How I love eyetracking studies. It gives you an insight on what users are actually looking at, if something which is so carefully positioned on a webpage actually works. I also love eyetracking studies which show how people look at search engines. Add in the paid search – organic debate and on top of that a battle between Google and Bing and I’m sold.
A recent eyetracking research performed by User Centric focussed on the differences between the two search engines. It was a follow up research from a study they performed right after the launch of Bing.
The study showed that even though there was not a lot of difference between the two, Google “won” slightly based on time spent looking at the results. Even though you can interpret that in different ways. It also showed that organic search still beats paid search by miles. Where everybody looks at the organic results paid search is being looked over in many of the searches. Only 28% of people searching on Google actually notices the paid results on the right…
Let’s first look at the battle which was the main purpose of this research: Bing or Google, which one wins?
The original study, which was performed in 2009, showed a lot of attention value for Bing. But the search engine then had just started so the searchers might have been biased or needed to get used to Bing first.
The current research shows that Google and Bing are not that far apart. Every participant on the researched made eight searches: four on Google (without Google Instant) and four on Bing.
User Centric specifically focussed on five areas:
We off course also added in the difference in general between paid and organic.
Sponsored results at the top
The sponsored results on the top in both engines are the best looked at positions for ads. More than the results on the right. Important with eyetracking studies is also the amount of time people spent looking at a particular area. This study shows people take more time looking at Google’s top ads than at Bings. At Google they look for 2.8 seconds per search task, on Bing 1.9 seconds. They also ‘gazed’ longer: 0.9 seconds opposed to 0.7 seconds.
That might indicate that those would convert better, but you have to be careful drawing that conclusion. Google produced more information per link so people needed more time.
Sponsored results on the right
Where there was a clear difference in the top results, the sponsored results on the right hardly showed any differences. People took 4.4 seconds on Google to look at them and 3.0 seconds on Bing and stared a bit longer: 0.16 seconds on Google and 0.11 seconds on Bing. But there was a difference in percentage of people actually looking at the paid results on the right. Only 28% of people searching on Google looked at the paid results. On Bing that number was even lower: 21%.
Organic search results
Every searcher on both Bing and Google looked at the organic results. And Google seemed ‘favorite’. People spent 14.7 seconds looking at the Google results and 10.7 seconds at Bing.
But again this doesn’t have to be what it might look like. A longer look at the page might indicate more content to look at, but it could also mean they can’t find what they are looking for. That is one of the things you cannot measure with eyetracking, which does sometimes make it dangerous research.

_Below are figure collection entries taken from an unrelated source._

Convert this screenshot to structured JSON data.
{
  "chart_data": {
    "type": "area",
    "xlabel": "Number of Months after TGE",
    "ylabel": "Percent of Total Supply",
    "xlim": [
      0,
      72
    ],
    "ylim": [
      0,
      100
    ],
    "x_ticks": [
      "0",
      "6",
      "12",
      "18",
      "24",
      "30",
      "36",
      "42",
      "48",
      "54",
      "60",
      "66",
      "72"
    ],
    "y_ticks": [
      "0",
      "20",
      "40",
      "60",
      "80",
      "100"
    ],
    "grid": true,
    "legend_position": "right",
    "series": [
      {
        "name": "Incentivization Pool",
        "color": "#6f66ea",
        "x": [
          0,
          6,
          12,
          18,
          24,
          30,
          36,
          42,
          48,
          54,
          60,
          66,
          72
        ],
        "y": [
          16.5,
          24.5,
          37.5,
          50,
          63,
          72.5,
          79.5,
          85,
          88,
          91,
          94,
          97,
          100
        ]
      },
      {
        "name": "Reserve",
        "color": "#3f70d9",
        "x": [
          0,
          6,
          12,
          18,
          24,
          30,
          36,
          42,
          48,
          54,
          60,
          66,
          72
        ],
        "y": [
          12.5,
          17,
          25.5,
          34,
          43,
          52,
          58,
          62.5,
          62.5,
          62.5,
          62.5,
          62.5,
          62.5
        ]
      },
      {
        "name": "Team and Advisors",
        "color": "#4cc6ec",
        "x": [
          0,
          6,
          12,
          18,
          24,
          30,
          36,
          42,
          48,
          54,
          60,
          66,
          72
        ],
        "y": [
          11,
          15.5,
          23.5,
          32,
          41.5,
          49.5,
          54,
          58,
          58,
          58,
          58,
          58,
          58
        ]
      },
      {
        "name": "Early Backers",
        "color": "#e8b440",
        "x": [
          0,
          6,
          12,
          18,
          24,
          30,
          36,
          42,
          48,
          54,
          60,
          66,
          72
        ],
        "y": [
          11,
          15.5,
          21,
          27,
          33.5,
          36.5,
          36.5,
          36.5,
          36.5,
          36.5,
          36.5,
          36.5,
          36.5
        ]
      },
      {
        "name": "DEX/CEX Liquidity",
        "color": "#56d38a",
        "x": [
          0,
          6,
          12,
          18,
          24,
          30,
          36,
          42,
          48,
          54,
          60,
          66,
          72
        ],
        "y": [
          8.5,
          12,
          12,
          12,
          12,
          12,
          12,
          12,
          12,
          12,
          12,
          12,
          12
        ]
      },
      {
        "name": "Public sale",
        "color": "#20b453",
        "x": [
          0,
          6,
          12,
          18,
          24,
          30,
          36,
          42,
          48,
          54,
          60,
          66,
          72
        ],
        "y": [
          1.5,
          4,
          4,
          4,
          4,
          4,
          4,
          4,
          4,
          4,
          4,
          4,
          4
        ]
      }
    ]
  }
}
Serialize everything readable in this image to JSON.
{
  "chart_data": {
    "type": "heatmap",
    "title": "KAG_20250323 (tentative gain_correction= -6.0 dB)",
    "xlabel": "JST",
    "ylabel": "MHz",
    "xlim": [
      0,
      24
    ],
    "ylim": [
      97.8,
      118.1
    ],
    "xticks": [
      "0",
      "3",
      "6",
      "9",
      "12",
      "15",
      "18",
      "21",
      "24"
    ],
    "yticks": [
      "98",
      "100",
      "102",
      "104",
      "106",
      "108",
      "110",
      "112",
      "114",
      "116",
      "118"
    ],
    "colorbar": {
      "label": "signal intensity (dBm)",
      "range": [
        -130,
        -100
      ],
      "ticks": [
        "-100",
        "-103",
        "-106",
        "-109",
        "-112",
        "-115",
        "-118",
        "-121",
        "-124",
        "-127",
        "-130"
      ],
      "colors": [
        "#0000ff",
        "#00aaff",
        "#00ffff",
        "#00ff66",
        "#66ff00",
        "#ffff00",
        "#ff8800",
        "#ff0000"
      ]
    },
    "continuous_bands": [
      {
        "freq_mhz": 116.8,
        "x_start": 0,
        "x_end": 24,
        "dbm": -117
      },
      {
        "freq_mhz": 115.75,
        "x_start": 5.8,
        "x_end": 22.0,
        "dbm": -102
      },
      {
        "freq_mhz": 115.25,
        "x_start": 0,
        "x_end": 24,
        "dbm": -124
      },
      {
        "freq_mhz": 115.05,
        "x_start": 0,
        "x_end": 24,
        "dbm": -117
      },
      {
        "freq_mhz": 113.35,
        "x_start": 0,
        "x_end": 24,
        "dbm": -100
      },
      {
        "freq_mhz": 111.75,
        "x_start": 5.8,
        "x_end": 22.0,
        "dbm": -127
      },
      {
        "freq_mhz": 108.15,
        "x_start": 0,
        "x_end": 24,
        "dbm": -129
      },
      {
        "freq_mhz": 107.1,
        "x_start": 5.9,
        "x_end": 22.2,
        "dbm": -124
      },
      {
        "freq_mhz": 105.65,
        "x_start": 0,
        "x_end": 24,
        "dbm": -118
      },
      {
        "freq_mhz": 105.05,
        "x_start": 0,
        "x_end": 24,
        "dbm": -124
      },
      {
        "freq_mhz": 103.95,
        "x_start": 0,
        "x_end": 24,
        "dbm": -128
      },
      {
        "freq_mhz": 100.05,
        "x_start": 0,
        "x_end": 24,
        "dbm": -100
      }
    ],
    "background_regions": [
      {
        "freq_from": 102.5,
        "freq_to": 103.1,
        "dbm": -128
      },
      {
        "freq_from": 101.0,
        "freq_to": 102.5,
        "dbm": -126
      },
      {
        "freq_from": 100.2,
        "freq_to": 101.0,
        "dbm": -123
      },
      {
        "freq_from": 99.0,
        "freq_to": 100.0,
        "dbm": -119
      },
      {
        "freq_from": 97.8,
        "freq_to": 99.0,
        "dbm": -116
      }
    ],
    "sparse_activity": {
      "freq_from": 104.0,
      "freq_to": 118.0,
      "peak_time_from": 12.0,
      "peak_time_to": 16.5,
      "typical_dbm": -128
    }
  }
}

I myself am a vivid user of the left pane. I make filters all the time, but I know that that is me and not the average searcher. And this research shows that again. Only 17%-18% of the participants actually looked at the left pane, let alone use it.
Bing’s left pane however seems much more useful than Googles since they spent 2.9 seconds looking at it and with Google only 1.2. This might have something to do with the fact that in Bing’s left pane you can see your own history, which makes that you recognize what you see and therefore look longer.
On-hover flyouts (on Bing only)
Yesterday and last week I talked about Google’s preview options. Bing has had that for a long time. In opposite to Google that is triggered by a mouse over. This research only looked at Bing’s “flyouts” because Google didn’t have them yet when the research was done.
It turns out that most of the participants (75%) don’t use them, or use them by accident. 67% said they had never seen one before the study.
Looking at this study you cannot really say that somebody actually “won”. It seems as if people are taking more time looking at Google’s results, but does that make them better? It could also make them worse, depending how you look at them. So a winner is hard to announce in this battle.
Finally we can conclude something about that other ‘battle’: paid or organic. It’s a debate which has been going around on many search platforms, both online and offline on several events: which is better, paid or organic search? In some cases it is a difficult debate to actually have because a combination of the both probably is the best way to go. But when numbers are thrown in it seems as if sometimes the discussion cannot be won.
The research clearly shows that organic wins. All participants look at the organic results. “Only” about 90% of people look at the top organic results. But the most shocking part is that not more than 28% on Google and 21% on Bing actually look at the paid search results on the right. That is extremely low. Even though we have to take into account that this is a small group of people performing searches.